Ditch the funnel for real customer loyalty
While 84% of customers say authentic relationships drive their buying decisions, 61% say that most companies treat them as a number.
Customers crave connection more than ever, yet too often feel disconnected from the brands they buy from. The reason is not that customer behaviour has changed. Human decision-making has always been shaped by habits, emotions, social influence, and mental shortcuts. What has changed is the environment. The explosion of media channels, digital touchpoints, and the speed at which customers move between them has exposed the flaws of the linear marketing funnel.
For decades, marketers have relied on simple models of awareness, consideration, conversion, and loyalty to inform their campaign planning. These funnels were always oversimplified.
Today, they are not only inaccurate but also unhelpful. They trap marketers in campaign thinking when what is needed is relationship thinking.
The disconnect? Customers expect both seamless convenience and meaningful connection, yet most brands are still optimizing against outdated funnels and program-centric loyalty models.
Why funnels fail
Funnels suggest customers move step by step toward a decision, but in reality, buying decisions are rarely linear.
Customers circle around, revisiting options, comparing reviews, or seeking opinions before committing. The purchase itself is often the most stressful stage, where the brain scrambles to justify the choice and avoid buyer’s remorse.
Loyalty, on the other hand, does happen in stages, but not the ones shown in a funnel. It is built gradually through the repetition of positive experiences that reduce friction, strengthen trust, and build confidence in a brand.
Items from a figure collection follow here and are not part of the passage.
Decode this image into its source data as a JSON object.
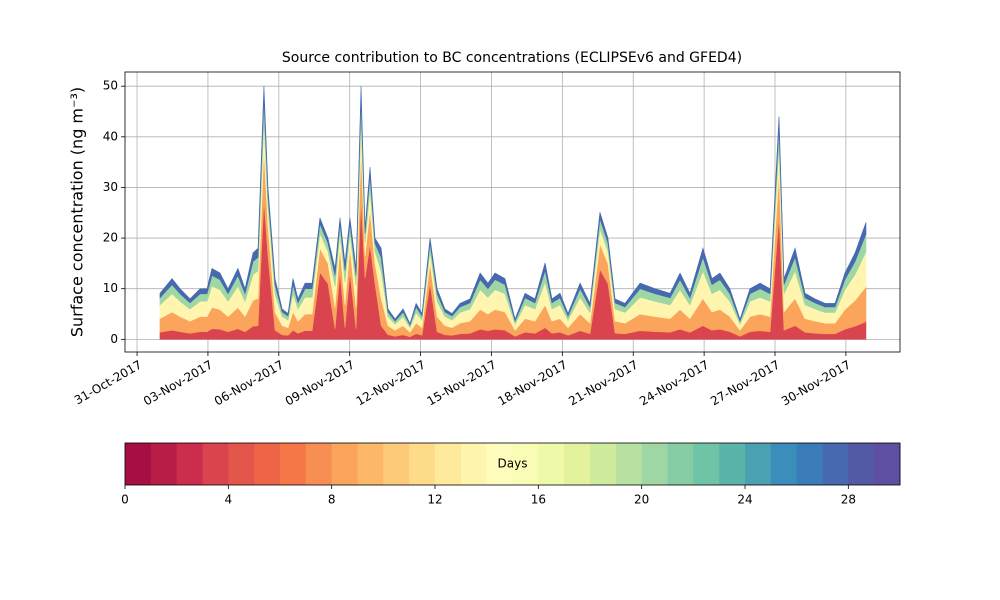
{
  "chart_data": {
    "type": "stacked_area",
    "title": "Source contribution to BC concentrations (ECLIPSEv6 and GFED4)",
    "y_label": "Surface concentration (ng m⁻³)",
    "grid": true,
    "xlim": [
      -0.51,
      32.29
    ],
    "ylim": [
      -2.5,
      52.8
    ],
    "xticks": [
      {
        "value": 0,
        "label": "31-Oct-2017"
      },
      {
        "value": 3,
        "label": "03-Nov-2017"
      },
      {
        "value": 6,
        "label": "06-Nov-2017"
      },
      {
        "value": 9,
        "label": "09-Nov-2017"
      },
      {
        "value": 12,
        "label": "12-Nov-2017"
      },
      {
        "value": 15,
        "label": "15-Nov-2017"
      },
      {
        "value": 18,
        "label": "18-Nov-2017"
      },
      {
        "value": 21,
        "label": "21-Nov-2017"
      },
      {
        "value": 24,
        "label": "24-Nov-2017"
      },
      {
        "value": 27,
        "label": "27-Nov-2017"
      },
      {
        "value": 30,
        "label": "30-Nov-2017"
      }
    ],
    "yticks": [
      0,
      10,
      20,
      30,
      40,
      50
    ],
    "x": [
      0.97,
      1.48,
      1.82,
      2.24,
      2.67,
      2.96,
      3.17,
      3.51,
      3.85,
      4.27,
      4.57,
      4.91,
      5.12,
      5.37,
      5.54,
      5.84,
      6.14,
      6.39,
      6.6,
      6.81,
      7.11,
      7.41,
      7.74,
      8.08,
      8.38,
      8.59,
      8.8,
      9.01,
      9.27,
      9.48,
      9.65,
      9.86,
      10.07,
      10.33,
      10.62,
      10.92,
      11.26,
      11.55,
      11.81,
      12.06,
      12.4,
      12.7,
      13.03,
      13.33,
      13.67,
      14.09,
      14.52,
      14.85,
      15.15,
      15.57,
      16.0,
      16.42,
      16.84,
      17.27,
      17.56,
      17.9,
      18.24,
      18.75,
      19.17,
      19.59,
      19.93,
      20.23,
      20.65,
      21.29,
      21.92,
      22.56,
      22.98,
      23.4,
      23.95,
      24.33,
      24.67,
      25.09,
      25.52,
      25.94,
      26.37,
      26.79,
      27.17,
      27.38,
      27.85,
      28.27,
      28.69,
      29.12,
      29.54,
      29.96,
      30.39,
      30.85
    ],
    "series": [
      {
        "color": "#d9444e",
        "values": [
          1.4,
          1.8,
          1.5,
          1.2,
          1.5,
          1.5,
          2.1,
          2,
          1.5,
          2.1,
          1.5,
          2.6,
          2.7,
          27.5,
          16.5,
          1.8,
          0.9,
          0.8,
          1.8,
          1.2,
          1.7,
          1.7,
          13.2,
          11,
          2.1,
          13.2,
          2.3,
          13.2,
          2.1,
          27.5,
          12.1,
          18.7,
          11,
          2.7,
          0.9,
          0.6,
          0.9,
          0.5,
          1.1,
          0.8,
          11,
          1.5,
          0.9,
          0.8,
          1.1,
          1.2,
          2,
          1.7,
          2,
          1.8,
          0.6,
          1.4,
          1.2,
          2.3,
          1.2,
          1.4,
          0.8,
          1.7,
          1.1,
          13.8,
          11,
          1.2,
          1.1,
          1.7,
          1.5,
          1.4,
          2,
          1.4,
          2.7,
          1.8,
          2,
          1.5,
          0.6,
          1.5,
          1.7,
          1.5,
          24.2,
          1.8,
          2.7,
          1.4,
          1.2,
          1.1,
          1.1,
          2,
          2.6,
          3.5
        ]
      },
      {
        "color": "#fba45c",
        "values": [
          2.7,
          3.6,
          3,
          2.4,
          3,
          3,
          4.2,
          3.9,
          3,
          4.2,
          3,
          5.1,
          5.4,
          10,
          6,
          3.6,
          1.8,
          1.5,
          3.6,
          2.4,
          3.3,
          3.3,
          4.8,
          4,
          4.2,
          4.8,
          4.5,
          4.8,
          4.2,
          10,
          4.4,
          6.8,
          4,
          5.4,
          1.8,
          1.2,
          1.8,
          0.9,
          2.1,
          1.5,
          4,
          3,
          1.8,
          1.5,
          2.1,
          2.4,
          3.9,
          3.3,
          3.9,
          3.6,
          1.2,
          2.7,
          2.4,
          4.5,
          2.4,
          2.7,
          1.5,
          3.3,
          2.1,
          5,
          4,
          2.4,
          2.1,
          3.3,
          3,
          2.7,
          3.9,
          2.7,
          5.4,
          3.6,
          3.9,
          3,
          1.2,
          3,
          3.3,
          3,
          8.8,
          3.6,
          5.4,
          2.7,
          2.4,
          2.1,
          2.1,
          3.9,
          5.1,
          6.9
        ]
      },
      {
        "color": "#fff5ae",
        "values": [
          2.7,
          3.6,
          3,
          2.4,
          3,
          3,
          4.2,
          3.9,
          3,
          4.2,
          3,
          5.1,
          5.4,
          6,
          3.6,
          3.6,
          1.8,
          1.5,
          3.6,
          2.4,
          3.3,
          3.3,
          2.9,
          2.4,
          4.2,
          2.9,
          4.5,
          2.9,
          4.2,
          6,
          2.6,
          4.1,
          2.4,
          5.4,
          1.8,
          1.2,
          1.8,
          0.9,
          2.1,
          1.5,
          2.4,
          3,
          1.8,
          1.5,
          2.1,
          2.4,
          3.9,
          3.3,
          3.9,
          3.6,
          1.2,
          2.7,
          2.4,
          4.5,
          2.4,
          2.7,
          1.5,
          3.3,
          2.1,
          3,
          2.4,
          2.4,
          2.1,
          3.3,
          3,
          2.7,
          3.9,
          2.7,
          5.4,
          3.6,
          3.9,
          3,
          1.2,
          3,
          3.3,
          3,
          5.3,
          3.6,
          5.4,
          2.7,
          2.4,
          2.1,
          2.1,
          3.9,
          5.1,
          6.9
        ]
      },
      {
        "color": "#9fd7a4",
        "values": [
          1.4,
          1.8,
          1.5,
          1.2,
          1.5,
          1.5,
          2.1,
          2,
          1.5,
          2.1,
          1.5,
          2.6,
          2.7,
          4,
          2.4,
          1.8,
          0.9,
          0.8,
          1.8,
          1.2,
          1.7,
          1.7,
          1.9,
          1.6,
          2.1,
          1.9,
          2.3,
          1.9,
          2.1,
          4,
          1.8,
          2.7,
          1.6,
          2.7,
          0.9,
          0.6,
          0.9,
          0.5,
          1.1,
          0.8,
          1.6,
          1.5,
          0.9,
          0.8,
          1.1,
          1.2,
          2,
          1.7,
          2,
          1.8,
          0.6,
          1.4,
          1.2,
          2.3,
          1.2,
          1.4,
          0.8,
          1.7,
          1.1,
          2,
          1.6,
          1.2,
          1.1,
          1.7,
          1.5,
          1.4,
          2,
          1.4,
          2.7,
          1.8,
          2,
          1.5,
          0.6,
          1.5,
          1.7,
          1.5,
          3.5,
          1.8,
          2.7,
          1.4,
          1.2,
          1.1,
          1.1,
          2,
          2.6,
          3.5
        ]
      },
      {
        "color": "#4669b0",
        "values": [
          0.9,
          1.2,
          1,
          0.8,
          1,
          1,
          1.4,
          1.3,
          1,
          1.4,
          1,
          1.7,
          1.8,
          2.5,
          1.5,
          1.2,
          0.6,
          0.5,
          1.2,
          0.8,
          1.1,
          1.1,
          1.2,
          1,
          1.4,
          1.2,
          1.5,
          1.2,
          1.4,
          2.5,
          1.1,
          1.7,
          1,
          1.8,
          0.6,
          0.4,
          0.6,
          0.3,
          0.7,
          0.5,
          1,
          1,
          0.6,
          0.5,
          0.7,
          0.8,
          1.3,
          1.1,
          1.3,
          1.2,
          0.4,
          0.9,
          0.8,
          1.5,
          0.8,
          0.9,
          0.5,
          1.1,
          0.7,
          1.3,
          1,
          0.8,
          0.7,
          1.1,
          1,
          0.9,
          1.3,
          0.9,
          1.8,
          1.2,
          1.3,
          1,
          0.4,
          1,
          1.1,
          1,
          2.2,
          1.2,
          1.8,
          0.9,
          0.8,
          0.7,
          0.7,
          1.3,
          1.7,
          2.3
        ]
      }
    ],
    "colorbar": {
      "label": "Days",
      "lim": [
        0,
        30
      ],
      "ticks": [
        0,
        4,
        8,
        12,
        16,
        20,
        24,
        28
      ],
      "colors": [
        "#a50f43",
        "#b81d48",
        "#cb2e4c",
        "#d9444e",
        "#e3574b",
        "#ed6446",
        "#f57748",
        "#f88f52",
        "#fba45c",
        "#fdb869",
        "#fdca78",
        "#fedb88",
        "#fee99c",
        "#fff5ae",
        "#fffdbd",
        "#f9fcb5",
        "#f0f9a7",
        "#e2f39b",
        "#cfec9d",
        "#b8e1a1",
        "#9fd7a4",
        "#86cda5",
        "#6fc3a6",
        "#5bb4aa",
        "#4aa1b1",
        "#3c8eba",
        "#3b7bb7",
        "#4669b0",
        "#5359a5",
        "#5e4fa2"
      ]
    }
  }
}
The problem with funnels is that they measure campaign movement, not human behaviour. They oversimplify the decision process and ignore how loyalty is actually formed. As a result, brands optimize for conversion rather than connection, hitting KPIs but missing the chance to build lasting relationships.
The new rules of loyalty
If funnels do not reflect reality, what does? Loyalty is built and reinforced through everyday interactions, the cumulative moments that either strengthen or weaken a customer’s preference. And in today’s environment, a few rules matter more than ever:
- Experience over offers. Service is now the second-biggest reason customers leave a brand, outranking price. Your loyalty program might offer great rewards, but if your service makes customers feel like a burden, those points will not save the relationship.
- Personalisation isn’t a nice-to-have. It’s expected. Seventy-six percent of customers expect brands to understand their individual needs, but only 49% believe brands actually use their data to help them. The gap between expectation and reality is where loyalty dies.
- Moments matter more than milestones. Real loyalty is not built at the checkout. It is reinforced when you help a customer navigate their first use of a product, proactively solve a problem, or invite them into a community.
- Trust is the new currency. Customers will share data, but only if they see value in return. Transparency and proof of benefit are now non-negotiable.
From theory to practice
Moving from funnels to relationships is not something most brands can solve with a new campaign or a loyalty program refresh. It requires a new way of thinking about customer relationships, backed by a structured CRM approach.
At DEPT®, we guide clients through three phases:
- Discover. We start by exposing the reality of the customer experience. Our Ten Customer Test reconstructs the journeys of real customers to reveal where everyday interactions succeed or break down.
- Define. We then design the relationship strategy, aligning it with both customer value and business growth. Here we use tools like our Relationship Framework, Customer Impact Index, and Orchestration Blueprint to bring clarity and focus.
- Deliver. Finally, we activate the strategy across CRM, marketing, commerce, and service, orchestrating everyday interactions at scale
This is how funnels get replaced with real relationships. And this is how loyalty stops being a campaign KPI and becomes the outcome of CRM done well.
From funnels to everyday interactions
The brands that will win are those that stop chasing funnel stages and start focusing on relationships.
Loyalty is simply an active preference for a brand. It means customers keep coming back to you instead of a competitor, and over time, they become more valuable.
CRM is how you make that happen. It is the discipline of managing customer relationships, orchestrating interactions across every touchpoint, and creating experiences that feel connected and meaningful. Do it well, and loyalty follows as the natural outcome.
Funnels are handy for planning and measurement, but they do not create growth. Relationships do. And loyalty, in the end, is not a stage in a funnel. It is what happens when CRM is done right.